Massey Energy Co., headquartered in Richmond, Vir., is the parent company of Central West Virginia Energy Co., and thus a party to some high-stakes litigation against Wheeling-Pittsburgh Steel Corp.
About a year ago, a trial jury found that Massey and CWVE had reneged on a contract to supply coal to WPS. It found damages of $220 million: $120 million compensatory; $50 million punitive assessed against the parent-corp. defendant; another $50 million punitive assessed against its subsidiary.
Massey had argued unsuccessfully that the apparent breach was actually an instance of "force majeure," i.e. a circumstance in which performance had become impossible for reasons that could not reasonably have been anticipated.
Last week, the West Virginia Supreme Court said that it would not hear an appeal -- which in turn means that it appears the verdict will stand, and Massey is on the hook for the full $220 million plus post-judgment interest.

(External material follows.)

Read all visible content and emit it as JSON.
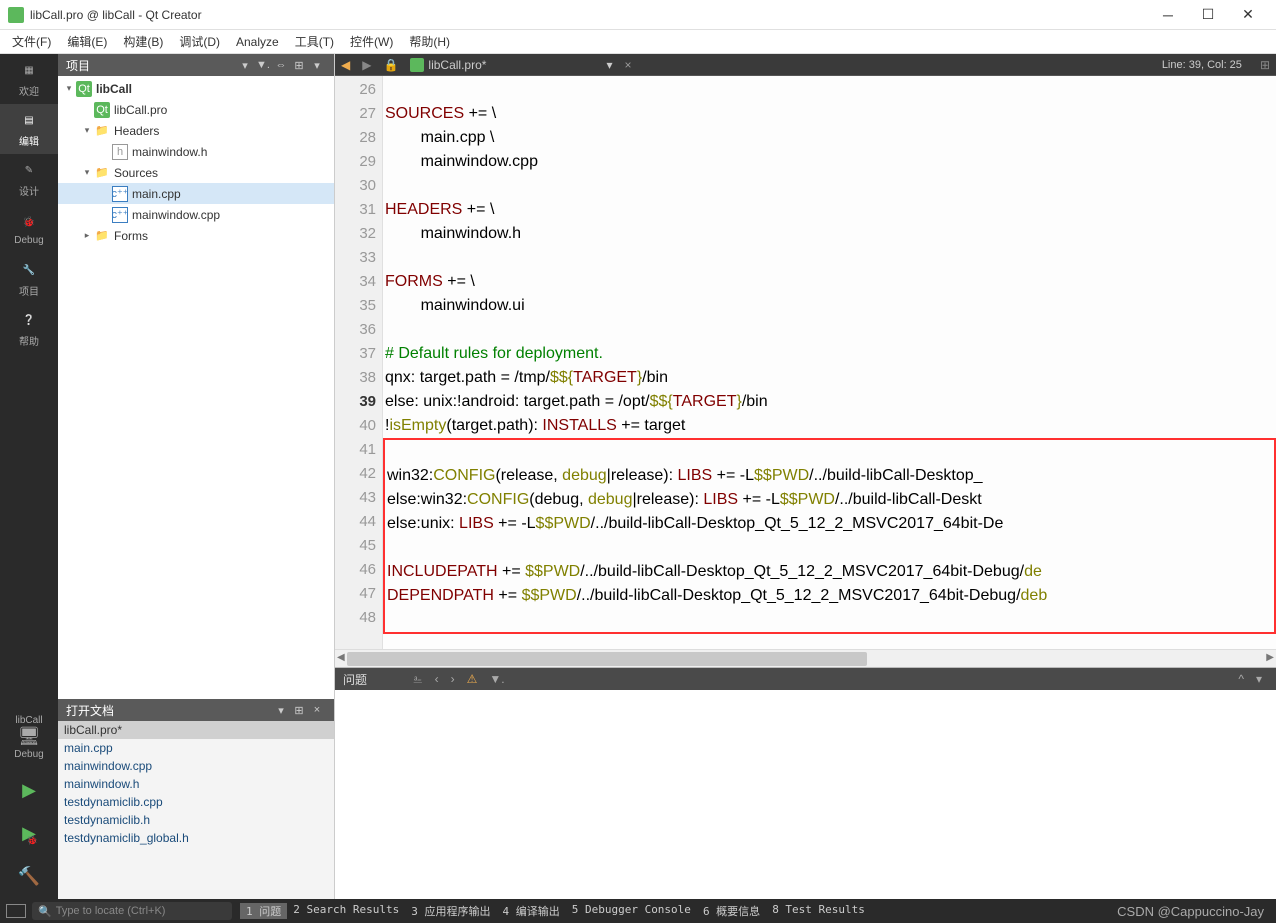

In a press release, Massey sought to allay shareholder concern by saying that the amount at issue is "approximately only 5 percent of the company's market capitalization." Only? One-twentieth of the company is gone with the stroke of the appellate court's pen and they say this is a matter worthy of the word "only"?
That strikes me rather as whistling past the graveyard.
Massey has in the past attracted attention from activist shareholders. Last year (just a couple of months before the jury verdict) hedge fund Third Point waged a successful proxy campaign to get two of its representatives on the Massey board.
Third Point is no longer at all so heavily invested in Massey as they once were, although they aren't out completely. As their last quarterly filing with the SEC they said they owned $59,000 of its stock. Will they sell it now? Or will they perhaps hold on, expecting that in time this storm will pass -- that 5% loss will be sustained and growth will nonetheless resume?